Según el informe policial, los daños incluyen:
- Corte en el sellador de espuma con un cuchillo o navaja
- Destrucción del material de la superficie deslaminada
- Aproximadamente 70 tapas de postes de valla arrojadas al estanque
El documento no precisa cuándo ocurrió exactamente el corte ni identifica sospechosos.
Reacción y retraso en la divulgación
El Departamento del Interior explicó que no informó públicamente del incidente en junio porque se creyó que era un "caso aislado" y se buscó no alentar a imitadores. Luego, el personal del parque descubrió otro hecho donde se arrancaron y arrojaron cercas al agua.
El presidente Trump había acusado repetidamente a vándalos sin presentar pruebas, y llegó a amenazar con penas de hasta 10 años de prisión.
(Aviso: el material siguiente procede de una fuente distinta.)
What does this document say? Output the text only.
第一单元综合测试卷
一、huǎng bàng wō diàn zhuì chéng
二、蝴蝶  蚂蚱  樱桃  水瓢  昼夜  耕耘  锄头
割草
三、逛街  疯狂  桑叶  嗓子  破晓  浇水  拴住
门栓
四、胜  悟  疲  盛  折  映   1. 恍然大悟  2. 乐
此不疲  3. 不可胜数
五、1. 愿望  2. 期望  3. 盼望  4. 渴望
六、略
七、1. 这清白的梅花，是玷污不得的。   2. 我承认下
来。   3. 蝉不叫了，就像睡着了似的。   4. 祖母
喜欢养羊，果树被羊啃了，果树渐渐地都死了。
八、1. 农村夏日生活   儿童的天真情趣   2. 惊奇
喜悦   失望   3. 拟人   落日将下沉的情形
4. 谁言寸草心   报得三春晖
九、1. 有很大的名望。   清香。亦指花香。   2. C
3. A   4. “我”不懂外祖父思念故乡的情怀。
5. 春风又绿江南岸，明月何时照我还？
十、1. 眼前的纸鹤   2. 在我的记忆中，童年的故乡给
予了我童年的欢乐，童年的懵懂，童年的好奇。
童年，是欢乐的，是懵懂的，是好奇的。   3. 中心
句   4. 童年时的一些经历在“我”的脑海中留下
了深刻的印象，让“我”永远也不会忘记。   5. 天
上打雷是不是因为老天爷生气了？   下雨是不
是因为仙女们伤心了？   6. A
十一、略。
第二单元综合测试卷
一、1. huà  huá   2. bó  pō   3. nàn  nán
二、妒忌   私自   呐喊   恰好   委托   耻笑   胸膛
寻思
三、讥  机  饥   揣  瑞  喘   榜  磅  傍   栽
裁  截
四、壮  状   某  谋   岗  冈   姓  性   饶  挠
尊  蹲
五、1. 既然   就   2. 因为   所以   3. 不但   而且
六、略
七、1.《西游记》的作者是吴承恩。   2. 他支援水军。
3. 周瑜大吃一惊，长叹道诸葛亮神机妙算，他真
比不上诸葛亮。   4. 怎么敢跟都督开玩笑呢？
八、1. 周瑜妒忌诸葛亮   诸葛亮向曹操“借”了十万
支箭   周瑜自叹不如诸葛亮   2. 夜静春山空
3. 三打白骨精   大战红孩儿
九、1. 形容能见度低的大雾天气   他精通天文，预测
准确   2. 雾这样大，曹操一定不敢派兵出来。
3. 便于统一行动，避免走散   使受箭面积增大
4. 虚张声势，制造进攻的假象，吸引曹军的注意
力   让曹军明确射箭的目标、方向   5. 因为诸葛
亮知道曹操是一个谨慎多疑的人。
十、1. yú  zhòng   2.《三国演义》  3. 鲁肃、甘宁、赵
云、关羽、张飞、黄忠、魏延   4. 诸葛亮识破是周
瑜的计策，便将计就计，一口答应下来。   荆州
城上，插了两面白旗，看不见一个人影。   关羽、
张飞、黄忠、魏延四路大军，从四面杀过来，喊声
Ahora el gobierno ofrece detalles específicos por primera vez, aunque el informe no confirma si el corte fue intencional ni vincula a nadie.
Lo que está en juego
La renovación del estanque se realizó por orden de Trump para el 250.° aniversario de Estados Unidos el 4 de julio. El proyecto enfrenta una fecha límite autoimpuesta mientras lidia con algas, pintura descascarada, aves muertas y una investigación por la muerte de patos.
La demanda que originó la declaración judicial busca frenar las obras. El gobierno aún no ha mostrado las imágenes que Trump prometió para respaldar sus afirmaciones de un corte de 300 pies.